Both their education and childcare policies reflected this rampant materialism, placing the creation of good little producer-consumers far ahead of the providing of the love and security which are so central to both real education and mental health. They wanted to addict future British children to their own Americanized values as much as possible.

In education, examination vied with university tuition fees as methods for locking children into a dog-eat-dog, commercially-driven existence. Playing fields continued to be flogged off as rapidly as they had been under the Tories, any curricula activity which would not directly contribute to the economy was downgraded or deleted and businessmen were allowed to buy academies in order to propagate a worrying mixture of Selfish Capitalist ideology and religion.

In childcare, just as hardly any of the Nouveau Labour elite or their partners actually cared for their babies and toddlers themselves, the downgrading of the maternal role (whether executed by a man or woman) proceeded apace, since only paid work attracted status.
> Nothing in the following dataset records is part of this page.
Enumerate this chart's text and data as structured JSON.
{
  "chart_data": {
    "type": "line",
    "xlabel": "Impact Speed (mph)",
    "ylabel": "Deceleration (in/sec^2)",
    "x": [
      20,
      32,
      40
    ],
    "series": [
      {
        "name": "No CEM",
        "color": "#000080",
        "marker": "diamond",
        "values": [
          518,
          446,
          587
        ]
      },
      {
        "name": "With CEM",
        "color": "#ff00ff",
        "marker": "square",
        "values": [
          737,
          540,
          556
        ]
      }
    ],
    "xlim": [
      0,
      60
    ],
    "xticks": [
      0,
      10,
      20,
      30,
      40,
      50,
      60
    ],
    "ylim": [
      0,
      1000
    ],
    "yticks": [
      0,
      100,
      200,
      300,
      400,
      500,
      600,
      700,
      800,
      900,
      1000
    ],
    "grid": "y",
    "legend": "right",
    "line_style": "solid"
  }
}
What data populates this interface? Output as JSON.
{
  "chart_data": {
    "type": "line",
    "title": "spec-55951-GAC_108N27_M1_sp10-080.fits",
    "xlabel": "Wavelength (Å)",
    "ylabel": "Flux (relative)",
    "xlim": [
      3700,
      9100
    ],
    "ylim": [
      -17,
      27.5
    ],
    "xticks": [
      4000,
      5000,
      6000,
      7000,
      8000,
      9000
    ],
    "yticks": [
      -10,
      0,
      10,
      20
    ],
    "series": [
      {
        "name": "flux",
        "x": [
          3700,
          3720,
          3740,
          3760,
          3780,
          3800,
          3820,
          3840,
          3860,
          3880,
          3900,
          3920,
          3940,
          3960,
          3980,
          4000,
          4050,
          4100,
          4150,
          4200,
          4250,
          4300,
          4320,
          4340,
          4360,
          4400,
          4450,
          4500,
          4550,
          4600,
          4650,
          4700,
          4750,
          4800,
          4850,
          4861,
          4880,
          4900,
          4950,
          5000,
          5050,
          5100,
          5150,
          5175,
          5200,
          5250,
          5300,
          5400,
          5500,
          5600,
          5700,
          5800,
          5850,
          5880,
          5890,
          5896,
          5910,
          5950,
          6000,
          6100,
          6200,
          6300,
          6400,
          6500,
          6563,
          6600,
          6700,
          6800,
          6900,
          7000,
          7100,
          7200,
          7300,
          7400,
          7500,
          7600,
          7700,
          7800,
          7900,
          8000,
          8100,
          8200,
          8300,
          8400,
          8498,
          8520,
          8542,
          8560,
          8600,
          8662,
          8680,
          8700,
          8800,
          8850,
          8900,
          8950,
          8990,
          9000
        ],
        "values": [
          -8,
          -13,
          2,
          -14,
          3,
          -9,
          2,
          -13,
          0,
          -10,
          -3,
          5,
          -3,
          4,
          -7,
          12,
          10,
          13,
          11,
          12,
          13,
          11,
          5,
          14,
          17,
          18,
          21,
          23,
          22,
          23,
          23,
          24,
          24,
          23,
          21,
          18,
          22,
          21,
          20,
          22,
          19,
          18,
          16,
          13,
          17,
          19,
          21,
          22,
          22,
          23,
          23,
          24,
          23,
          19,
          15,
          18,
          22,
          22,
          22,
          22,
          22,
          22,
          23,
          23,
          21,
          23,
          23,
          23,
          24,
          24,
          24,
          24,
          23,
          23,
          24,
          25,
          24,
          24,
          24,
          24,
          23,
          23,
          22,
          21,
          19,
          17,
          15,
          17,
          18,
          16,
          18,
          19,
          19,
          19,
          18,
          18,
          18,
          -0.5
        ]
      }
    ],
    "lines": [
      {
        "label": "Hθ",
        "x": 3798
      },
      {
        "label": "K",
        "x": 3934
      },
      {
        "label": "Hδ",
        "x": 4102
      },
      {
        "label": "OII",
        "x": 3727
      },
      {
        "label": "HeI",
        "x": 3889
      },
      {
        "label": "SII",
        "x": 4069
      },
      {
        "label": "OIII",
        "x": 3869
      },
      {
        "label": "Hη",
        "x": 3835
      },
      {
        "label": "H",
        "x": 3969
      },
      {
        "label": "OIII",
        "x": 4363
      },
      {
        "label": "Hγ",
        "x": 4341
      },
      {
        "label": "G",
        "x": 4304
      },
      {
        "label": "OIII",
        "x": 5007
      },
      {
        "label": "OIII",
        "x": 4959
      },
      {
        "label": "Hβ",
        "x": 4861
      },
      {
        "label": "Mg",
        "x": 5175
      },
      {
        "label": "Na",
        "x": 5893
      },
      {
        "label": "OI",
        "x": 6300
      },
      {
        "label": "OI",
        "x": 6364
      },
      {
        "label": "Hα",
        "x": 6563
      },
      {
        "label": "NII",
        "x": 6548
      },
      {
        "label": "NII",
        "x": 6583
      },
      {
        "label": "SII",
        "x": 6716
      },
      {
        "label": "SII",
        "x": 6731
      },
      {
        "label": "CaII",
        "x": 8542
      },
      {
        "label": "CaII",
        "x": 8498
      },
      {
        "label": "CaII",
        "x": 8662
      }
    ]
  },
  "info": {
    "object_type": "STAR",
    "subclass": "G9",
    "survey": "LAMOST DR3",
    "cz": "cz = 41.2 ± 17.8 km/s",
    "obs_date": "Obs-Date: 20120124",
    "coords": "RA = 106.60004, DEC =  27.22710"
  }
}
Notably, the SureStart scheme for poor parents was largely converted into group daycare provision on the grounds that only through paid work could mothers have self-esteem and dignity. It just so happened that such a policy also swells the available pool of low-paid workers to be hired by the companies contributing loans to Nouveau Labours campaign funds. Interestingly, little or none of the Nouveau Labour elite opted for group daycare as the method of substitute care for their own children, only one-on-one nannies would do for the likes of little Leo. Not a year went by without one or other of the Nouveau cabinet ministers seeking to mine political capital by announcing measures to crack down on parents and their feral children. Television screens were filled with out of control sink-estate children and parents being taught discipline. It has been desperately disappointing that the opportunities which arrived in 1997 have been squandered in these ways.